Conclusions and future works

To overcome the blind spots and problems in the certification and management of food processing plants, the processing-type active tracking system proposed in this study utilizes the core technology of traceability routes and the design of raw material total quantity auditing to construct the dynamic auditing and real-time certification effects. Therefore, it complements the loss of the current traceability and reduces the possibility of internal fraud between a processing plant and a wholesaler. In the food value chain, all participants requested to provide the input source and the output destination internationally will reduce the low cost and prevent the forgery of processing plants.
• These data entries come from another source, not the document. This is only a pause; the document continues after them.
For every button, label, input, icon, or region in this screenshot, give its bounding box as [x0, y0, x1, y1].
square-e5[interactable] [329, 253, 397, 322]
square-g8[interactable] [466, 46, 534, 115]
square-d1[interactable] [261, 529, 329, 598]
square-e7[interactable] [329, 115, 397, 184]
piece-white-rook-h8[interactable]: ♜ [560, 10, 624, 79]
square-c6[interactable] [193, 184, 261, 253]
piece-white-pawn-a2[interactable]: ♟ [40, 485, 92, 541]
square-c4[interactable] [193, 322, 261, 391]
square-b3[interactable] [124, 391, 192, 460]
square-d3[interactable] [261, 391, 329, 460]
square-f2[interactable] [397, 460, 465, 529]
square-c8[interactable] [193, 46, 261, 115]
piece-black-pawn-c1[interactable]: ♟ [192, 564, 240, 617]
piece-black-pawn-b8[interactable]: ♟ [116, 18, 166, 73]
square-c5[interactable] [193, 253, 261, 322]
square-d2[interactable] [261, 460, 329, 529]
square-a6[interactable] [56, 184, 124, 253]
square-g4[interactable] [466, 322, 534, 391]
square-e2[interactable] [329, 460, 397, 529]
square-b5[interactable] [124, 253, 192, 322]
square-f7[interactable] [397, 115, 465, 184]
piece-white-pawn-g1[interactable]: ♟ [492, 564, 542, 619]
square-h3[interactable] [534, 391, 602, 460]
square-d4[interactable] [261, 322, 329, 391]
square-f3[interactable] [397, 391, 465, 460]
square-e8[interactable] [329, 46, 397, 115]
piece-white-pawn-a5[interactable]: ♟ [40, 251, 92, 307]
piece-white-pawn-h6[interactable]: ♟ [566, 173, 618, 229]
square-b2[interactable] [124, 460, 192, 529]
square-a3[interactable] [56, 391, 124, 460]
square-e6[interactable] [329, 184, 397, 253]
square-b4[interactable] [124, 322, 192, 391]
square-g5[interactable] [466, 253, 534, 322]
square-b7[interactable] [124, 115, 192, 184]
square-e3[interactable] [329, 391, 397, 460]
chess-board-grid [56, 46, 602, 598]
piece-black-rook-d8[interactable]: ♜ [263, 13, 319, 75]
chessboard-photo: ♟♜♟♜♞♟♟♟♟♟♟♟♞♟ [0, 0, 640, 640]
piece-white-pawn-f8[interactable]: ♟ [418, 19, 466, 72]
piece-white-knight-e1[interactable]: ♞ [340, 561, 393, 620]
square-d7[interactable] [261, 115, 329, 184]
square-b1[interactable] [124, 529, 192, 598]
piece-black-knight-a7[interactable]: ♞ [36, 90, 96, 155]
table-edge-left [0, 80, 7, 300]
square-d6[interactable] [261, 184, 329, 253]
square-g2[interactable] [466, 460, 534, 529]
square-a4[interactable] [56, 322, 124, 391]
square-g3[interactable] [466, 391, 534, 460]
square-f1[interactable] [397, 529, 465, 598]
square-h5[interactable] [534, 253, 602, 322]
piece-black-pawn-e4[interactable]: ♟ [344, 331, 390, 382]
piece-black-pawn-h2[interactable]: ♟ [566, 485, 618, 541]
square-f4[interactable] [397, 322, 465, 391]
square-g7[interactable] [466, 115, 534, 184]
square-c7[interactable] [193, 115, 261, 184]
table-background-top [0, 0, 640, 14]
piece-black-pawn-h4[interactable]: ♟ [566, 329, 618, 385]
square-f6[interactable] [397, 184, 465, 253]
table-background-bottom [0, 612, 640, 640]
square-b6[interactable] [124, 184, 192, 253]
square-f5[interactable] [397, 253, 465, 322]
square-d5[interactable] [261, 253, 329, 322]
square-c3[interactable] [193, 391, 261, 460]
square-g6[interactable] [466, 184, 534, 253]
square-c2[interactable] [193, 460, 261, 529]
More importantly, the design of the real-time certification ability of this system model is thoroughly changed from the currently passive structure. From the analysis and comparison results, the defense mechanisms of internal fraud’s trackability, traceability, and anti-forgery ability present significant contributions20. It is believed that the secure system, which can be easily practiced, could assist the authority in solving food processing plants’ defects effectively, further perfect consumer rights protection, and recover consumers’ confidence. Furthermore, most current anti-forgery models focus on trademark or label encryption, so the increasing cost for labels results in farmers’ burden against the promotion, revealing the doubt of fraud from manufacturers. This system shows a better tracing method than the current traceability system to avoid the problems in the trademark and label encryption and achieve the traceability examination under the current model without increasing extra costs.

Meanwhile, this system could keep the instant information and present complete data for all relevant users. The significant effect is that the businesses are willing to provide certification to enhance brand visibility and consumer trust actively. When purchasing products, there are relevant channels for consumers to enquire to ensure consumers’ rights and recover consumers confidence. It is considered a secure system and easily practiced.

With the rapid development of 5G and IoT (Internet of Things), wireless and mobile communication networks are now necessary. All entities in the production chain are sensors, and it is feasible to issue and store electronic certificates. The proposed system is theoretical. There are two works in the future as follows:

  1. 1.

    Applying the proposed system to test based on the actual production process of any selected food product.

  2. 2.

    The synronized problem of the data in the cloud system. How to action once indicated in the event of failure, loss, reduction in the efficiency of the technological process or its increase?